Glass’ blog from Jan. 17 is at
Fourteen Ecuadorian scientists are part of the expedition. This is the first time Ecuadorian scientists have allowed a research ship to extensively map so close to shore, with the Thompson getting as close to shore as possible at times, Keil says.
Professor Roy Carpenter, Research Professor Mark Holmes, Assistant Professor Gabrielle Rocap and professor Seelye Martin, all with the School of Oceanography, are on the ship helping the students who are working on projects ranging from geophysics to biology to ocean dynamics.

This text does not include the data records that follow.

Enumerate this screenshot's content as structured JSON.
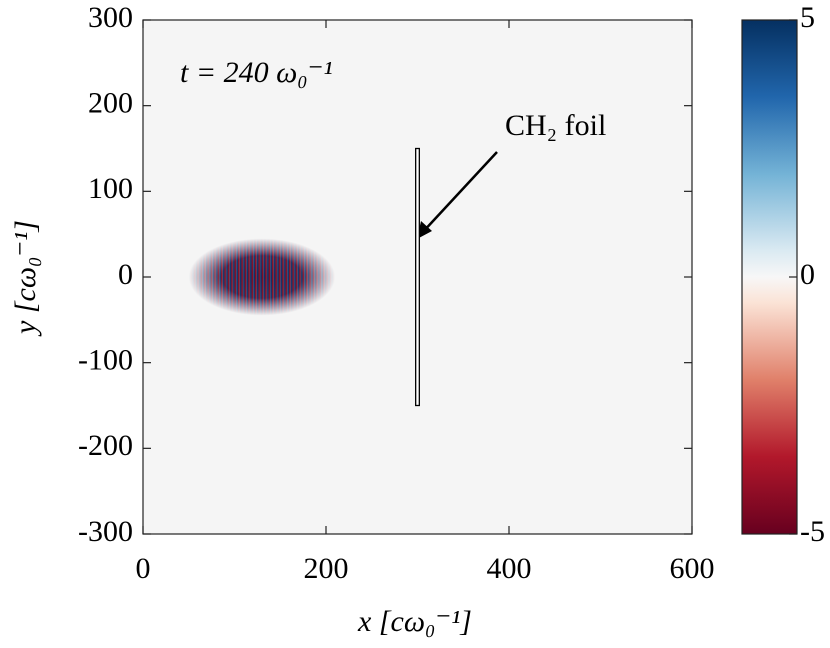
{
  "chart_data": {
    "type": "field",
    "x_label": "x [cω₀⁻¹]",
    "y_label": "y [cω₀⁻¹]",
    "xlim": [
      0,
      600
    ],
    "ylim": [
      -300,
      300
    ],
    "xticks": [
      0,
      200,
      400,
      600
    ],
    "yticks": [
      -300,
      -200,
      -100,
      0,
      100,
      200,
      300
    ],
    "clim": [
      -5,
      5
    ],
    "cticks": [
      -5,
      0,
      5
    ],
    "annotations": [
      "t = 240 ω₀⁻¹",
      "CH₂ foil"
    ],
    "pulse": {
      "x": [
        50,
        210
      ],
      "y": [
        -45,
        45
      ]
    },
    "foil": {
      "x": [
        298,
        302
      ],
      "y": [
        -150,
        150
      ]
    },
    "background": "#f5f5f5"
  }
}
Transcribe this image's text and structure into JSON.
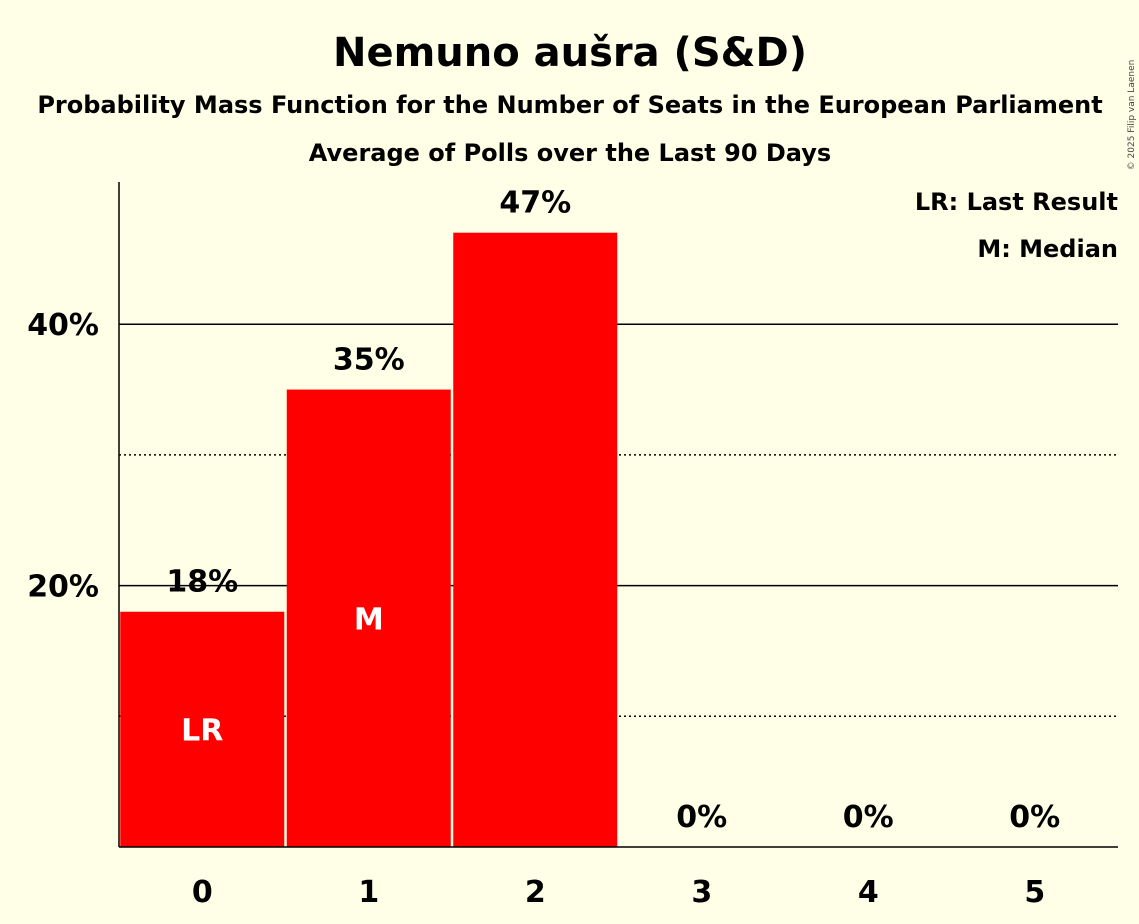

This is the kind of educational experience only major research institutions such as the UW can offer undergraduates as a capstone experience.
The experience differs from most oceanographic expeditions because the faculty are there to help the students with their projects, not the other way around.
In their blogs, the students aren’t just writing about their research, of course. They’re also writing about their experiences traveling overseas.
The “Things we have learned during our stay in Ecuador and the Galapagos Islands” blog, dated Jan. 17–19, includes tips from Jaqui Neibauer, Allison Cougan, AJ Lefevre, Joni Wederman and Kati Geri such as:
“Don’t touch the turtles and don’t stand on their feeding platform. You will get yelled at! Plus, do you think they like the idea of you standing on their dinner table?”
“Beware of the Iguanas! They may seem timid enough, but they will show their feisty side if necessary. This goes for the wild dogs, too!”
And, “Swim suits and flip flops are not appropriate attire to wear when trekking through lava beds. We were able to go ashore at one of our snorkeling stops, but didn’t know that before leaving our hotel. We had a flip-flop blow-out and many sunburned oceanographers by the time the day was over.”